Jun 27, 2024, 4:48 PM | Updated: 5:23 pm
SALT LAKE CITY — As the current President Joe Biden and former President Donald Trump take the stage in Atlanta for a historic, first-of-its-kind debate, Utah is mourning the loss of its scheduled Presidential debate for October.
The University of Utah was supposed to be the final stop for the highest-profile presidential debate of the political cycle. But the Presidential Debate Commission recently informed the university that none of the planned 2024 cycle debates would happen – making it official that the event scheduled for October 9 is canceled.
“The Biden-Harris Campaign informed the Commission that President Biden will not agree to debate under the sponsorship of the Commission during the 2024 general election campaign,” CDP Co-chairs Antonia Hernández and Frank Fahrenkopf said in a statement that the University posted on its website.
“It is unfair to ask the four campuses to continue to prepare for their debates, as they have been doing since their November 2023 selection.
We are grateful to the sites, and we are sorry to come to this decision,” the chairs said.
Jason Perry, director of the Hinckley Institute of Politics who was tasked with organizing the event, said he too is disappointed.
“Of course we’re disappointed in that decision but it’s not in our control at all,” Perry said.
Perry said it cost $2.5 million to bid for the debate, money he said came from University of Utah revenue outside of student tuition or taxpayer money.
Perry said that the PDC will have to pay back the portion of that $2.5 million that they haven’t used, although he did not yet have a final accounting of how much that would be.
The Utah legislature also recently allocated an additional $2.5 million to be used for debate prep, but fearing that Trump would back out, the legislature put it in a fund that only gets spent with approval from the Executive Appropriations Committee.
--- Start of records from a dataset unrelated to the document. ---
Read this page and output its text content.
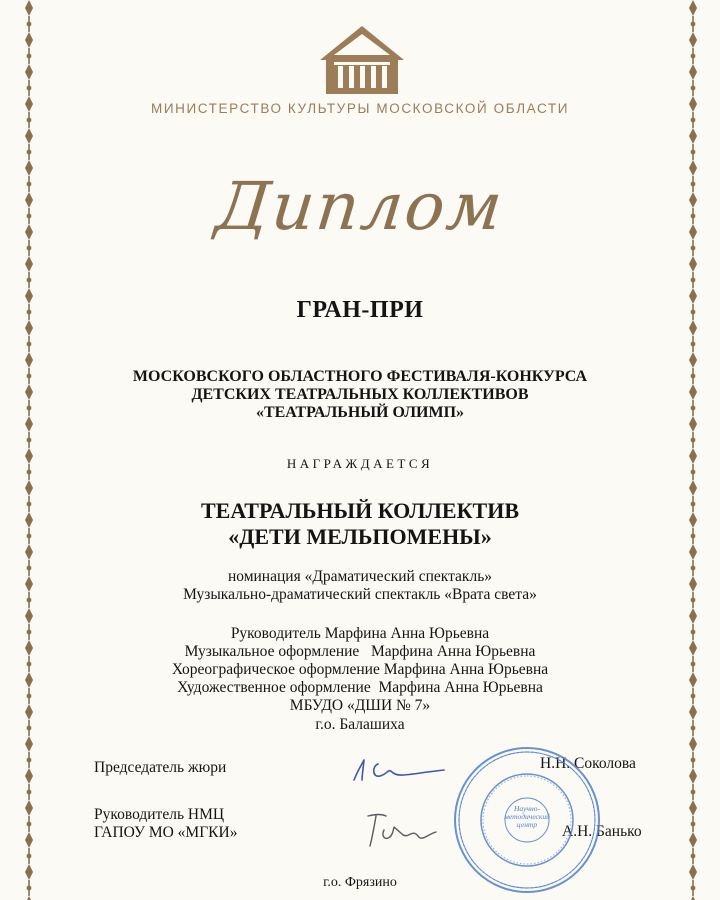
МИНИСТЕРСТВО КУЛЬТУРЫ МОСКОВСКОЙ ОБЛАСТИ
Диплом
ГРАН-ПРИ
МОСКОВСКОГО ОБЛАСТНОГО ФЕСТИВАЛЯ-КОНКУРСА
ДЕТСКИХ ТЕАТРАЛЬНЫХ КОЛЛЕКТИВОВ
«ТЕАТРАЛЬНЫЙ ОЛИМП»
НАГРАЖДАЕТСЯ
ТЕАТРАЛЬНЫЙ КОЛЛЕКТИВ
«ДЕТИ МЕЛЬПОМЕНЫ»
номинация «Драматический спектакль»
Музыкально-драматический спектакль «Врата света»
Руководитель Марфина Анна Юрьевна
Музыкальное оформление   Марфина Анна Юрьевна
Хореографическое оформление Марфина Анна Юрьевна
Художественное оформление  Марфина Анна Юрьевна
МБУДО «ДШИ № 7»
г.о. Балашиха
Председатель жюри	Н.Н. Соколова
Руководитель НМЦ
ГАПОУ МО «МГКИ»	А.Н. Банько
Научно-методический центр
г.о. Фрязино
That never happened.
Money that has been spent, Perry said, was on hotels and some marketing costs.
“In terms of those high profile, big costs for fencing, etc., we negotiate all our contracts so we do not have those expenses,” he said.
Perry believed they have forged a good relationship with the Presidential Debate Commission and said that if anything falls through with these media debates, Utah is ready. But, he said he’s not hopeful it will happen this year.
“I don’t have really any hope that there’s going to be too many other debates than the two that are scheduled.”